If staffing is viewed as a critical business asset, it must be managed with the same rigor applied to other enterprise functions. That requires a structured and sustainable staffing and talent strategy.

Core Components of an Enterprise Staffing Strategy

An effective staffing strategy should include four major components: hiring, retention, training, and transition planning.

The hiring strategy defines when and where external talent is required. The retention strategy identifies high performers and critical staff members the organization must preserve. The training strategy establishes the educational framework necessary to keep employees current in both technical and operational capabilities.

Transition planning is equally important. Organizations must identify employees nearing retirement, employees considering departure, and areas where future skill alignment may become challenging.

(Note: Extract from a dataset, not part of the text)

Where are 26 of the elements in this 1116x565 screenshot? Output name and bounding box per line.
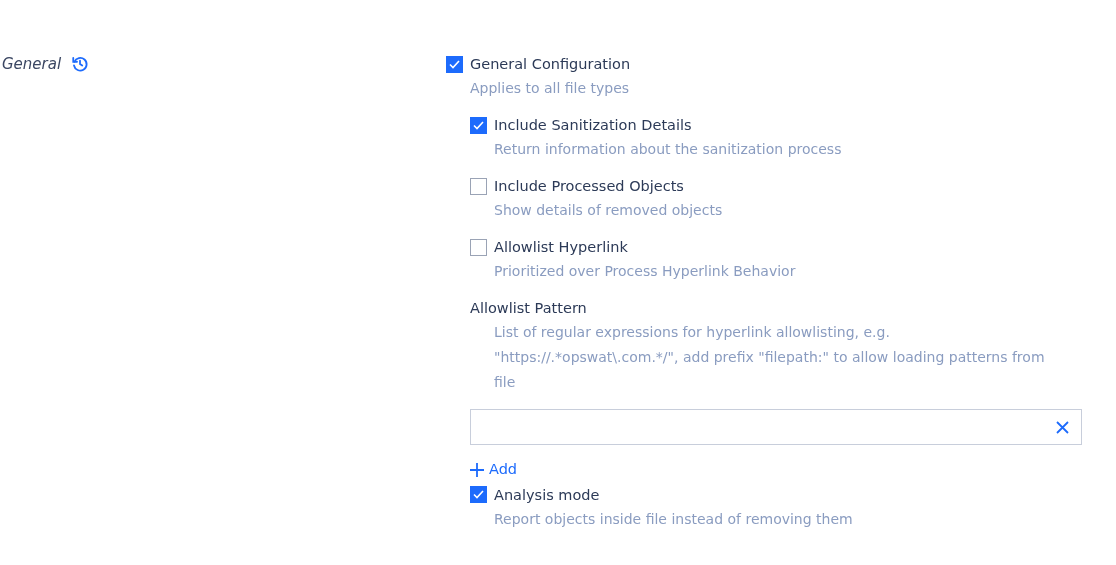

Equally important is preserving institutional knowledge before it leaves the organization.

4 Steps to Building an Effective Staffing Strategy

1

Define Business Goals

Understand the organization’s strategic objectives and ensure staffing plans directly support those goals.

2

Assess Current Talent

Inventory employee skills, competencies, responsibilities, and development potential across the organization.

3

Identify Future Needs

Determine future staffing requirements, critical skill gaps, resource needs, and organizational capabilities necessary to achieve business objectives.

4

Continuously Review the Strategy

Treat staffing strategy as a living business process that must be monitored, adjusted, and reinforced regularly.